Advancements in information and communication technology, and online web users have given attention to the virtual representation of each user, which is crucial for effective service personalization. ...Meeting users need and preferences is an ongoing challenge in service personalization. This issue can be addressed through the building of a comprehensive user profile. A user profile is the summary of the user's interests, characteristics, behaviours, and preferences, while user profiling is the system of collecting, organizing and inferring the user profile information. Many reviews on user profiling have been conducted but none focused on the effective profile modeling process. Hence, this article aims to provide a review of the recent state-of-the-art approach to user profiling. These include methods, description, characteristics, and taxonomy of the user profile. The study of the existing user profiling modeling in the aspect of data acquisition, feature extraction, profiling techniques, and profiling approaches (with the identification of their strengths and weaknesses) and the performance measures are also provided.

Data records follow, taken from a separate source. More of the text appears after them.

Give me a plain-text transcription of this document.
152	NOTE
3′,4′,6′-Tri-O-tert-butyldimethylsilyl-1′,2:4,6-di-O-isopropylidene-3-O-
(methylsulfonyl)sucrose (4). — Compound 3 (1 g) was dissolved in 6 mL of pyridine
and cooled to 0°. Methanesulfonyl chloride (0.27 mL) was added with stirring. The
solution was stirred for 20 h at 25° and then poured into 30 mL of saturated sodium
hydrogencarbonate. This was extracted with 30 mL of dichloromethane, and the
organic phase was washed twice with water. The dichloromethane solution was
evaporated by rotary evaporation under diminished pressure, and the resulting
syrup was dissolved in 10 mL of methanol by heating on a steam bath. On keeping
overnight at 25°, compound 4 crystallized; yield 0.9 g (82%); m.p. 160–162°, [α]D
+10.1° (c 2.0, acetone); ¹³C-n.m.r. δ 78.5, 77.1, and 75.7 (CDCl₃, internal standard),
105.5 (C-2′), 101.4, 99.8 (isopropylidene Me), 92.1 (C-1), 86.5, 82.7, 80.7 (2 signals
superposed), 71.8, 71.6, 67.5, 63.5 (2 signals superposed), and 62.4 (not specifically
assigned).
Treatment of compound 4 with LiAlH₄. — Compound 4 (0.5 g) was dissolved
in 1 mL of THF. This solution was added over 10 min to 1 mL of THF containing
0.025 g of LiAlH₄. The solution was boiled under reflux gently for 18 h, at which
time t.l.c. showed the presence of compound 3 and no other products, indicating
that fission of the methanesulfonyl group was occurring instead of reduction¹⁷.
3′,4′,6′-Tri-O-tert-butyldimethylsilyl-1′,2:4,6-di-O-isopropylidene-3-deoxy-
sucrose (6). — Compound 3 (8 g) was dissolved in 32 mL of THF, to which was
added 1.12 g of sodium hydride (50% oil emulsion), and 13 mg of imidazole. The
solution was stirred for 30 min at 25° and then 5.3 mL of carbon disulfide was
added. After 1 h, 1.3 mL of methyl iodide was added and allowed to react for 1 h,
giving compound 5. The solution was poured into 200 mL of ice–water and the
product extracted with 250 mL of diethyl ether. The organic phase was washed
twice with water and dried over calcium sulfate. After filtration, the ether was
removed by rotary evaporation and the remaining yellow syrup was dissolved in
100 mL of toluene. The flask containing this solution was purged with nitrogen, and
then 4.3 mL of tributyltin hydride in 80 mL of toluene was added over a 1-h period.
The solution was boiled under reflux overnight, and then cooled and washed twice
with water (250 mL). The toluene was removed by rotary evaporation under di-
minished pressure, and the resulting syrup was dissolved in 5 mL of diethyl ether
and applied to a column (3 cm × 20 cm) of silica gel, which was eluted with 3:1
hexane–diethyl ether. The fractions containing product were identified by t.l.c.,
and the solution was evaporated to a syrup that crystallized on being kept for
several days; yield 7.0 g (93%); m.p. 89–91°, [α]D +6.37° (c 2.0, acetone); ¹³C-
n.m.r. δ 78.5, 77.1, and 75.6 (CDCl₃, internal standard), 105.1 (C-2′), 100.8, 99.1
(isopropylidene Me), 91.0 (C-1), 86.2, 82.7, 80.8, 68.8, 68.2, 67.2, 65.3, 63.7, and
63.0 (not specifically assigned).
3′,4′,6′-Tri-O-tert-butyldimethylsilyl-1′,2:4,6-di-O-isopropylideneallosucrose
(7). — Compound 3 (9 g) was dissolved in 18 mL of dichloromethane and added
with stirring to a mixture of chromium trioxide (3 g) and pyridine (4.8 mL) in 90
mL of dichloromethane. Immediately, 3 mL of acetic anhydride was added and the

In addition, the research challenges were also discussed with a focus on privacy, datasets, cold start issues, trust issues, and computational complexity. Moreover, the article identified an open research direction that serves as solutions to the identified challenges and motivation for further researchers in advancing user profiling. The findings showed that an effective modeling process enhances the construction of accurate user profile for service personalization.